Chacun des films de Guy Gilles, à commencer par son titre, possède un charme. Tous ont les défauts de leurs qualités à des degrés divers. La sensibilité, le sens du temps comme élément fragile, insaisissable, la tendresse aussi portée à certains êtres, voire à certaines heures du jour – ou de la mémoire -, me paraissent les dons les plus vulnérables.
Il convient toujours de se garder de ce qui nous séduit davantage : comme l’élégance (qu’il possède), les qualités des films de Guy Gilles doivent se laisser oublier pour garder leur pouvoir. Ce sortilège joue très bien dans Le Jardin qui bascule, dont la photographie et le découpage créent un climat assez envoûtant pour effacer le prétexte, le suspense policier qu’on oublie volontiers, même si son amorce – le meurtre d’un cafetier un soir de 14 juillet – est filmée avec une aisance calculée, sans insistance, efficace, qui laisse apparaître, au gré d’un certain nombre de reflets, un film possible – qui ne se fera pas, qui va se développer différemment, métamorphose du récit qu’on croirait née du plus profond, du plus vrai des personnages – ce qui reste peut-être et très simplement la vérité. Et le film bascule, très tôt, vers quelque chose de plus émouvant et de plus intéressant, au fond, qu’une histoire de tueur à gages, qui risquait de surcroît de ne pas être très convaincante.
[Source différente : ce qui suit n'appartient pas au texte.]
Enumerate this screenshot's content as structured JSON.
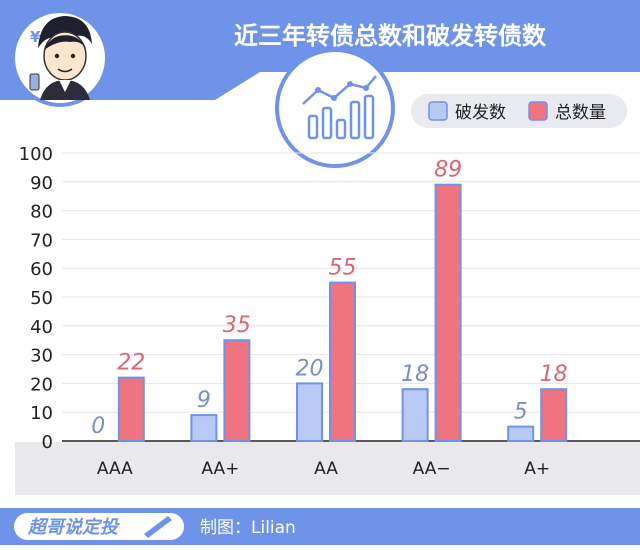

Mais c’est à partir de l’arrivée de Patrick Jouané et de Philippe Chemin chez Delphine Seyrig que le climat créé par Guy Gilles opère : ils doivent tuer cette femme ; or, tout alors se déplace, comme un panneau dévoilant l’autre réalité, celle qui va nous retenir, celle qui va être vécue… Une sorte d’indéfinissable bonheur de voir va faire de chaque plan comme un souvenir : de grandes vacances, de rêve, de fable, de blessure comme seule l’adolescence peut en recevoir ; et l’art aussi de voir ceux qui sont autour de soi – ces comédiens qui habitent le film et ne jouent pas. Des rapports ténus vont lier les deux garçons à leurs « hôtes », puisqu’ils se sont fait inviter ; et ces rapports vont se renforcer de tout ce qui n’est pas dit (la littérature, cette ennemie à congédier !), de chaque moment qui passe.
La présence, au cœur de ce film en nuances, impressionniste, extrêmement pudique dans sa tendresse comme dans son tragique, de grands comédiens et de jeunes acteurs exigeait une mise en scène sans effets ; la mise en scène de Gilles est celle des heures et des visages. Delphine Seyrig est remarquable, que l’amour ne délivre pas de ses draps, comme sur une affiche de Mucha, ni d’une solitude dont la jeunesse ne connaît que la part insupportable (d’où les beaux plans de Philippe Chemin, ou du jeune Ludovic Lutard). La logique du désespoir veut deux meurtres pour un. Et la tendresse de Guy Gilles pour ses héros nous vaut un film doux-amer comme une éducation sentimentale.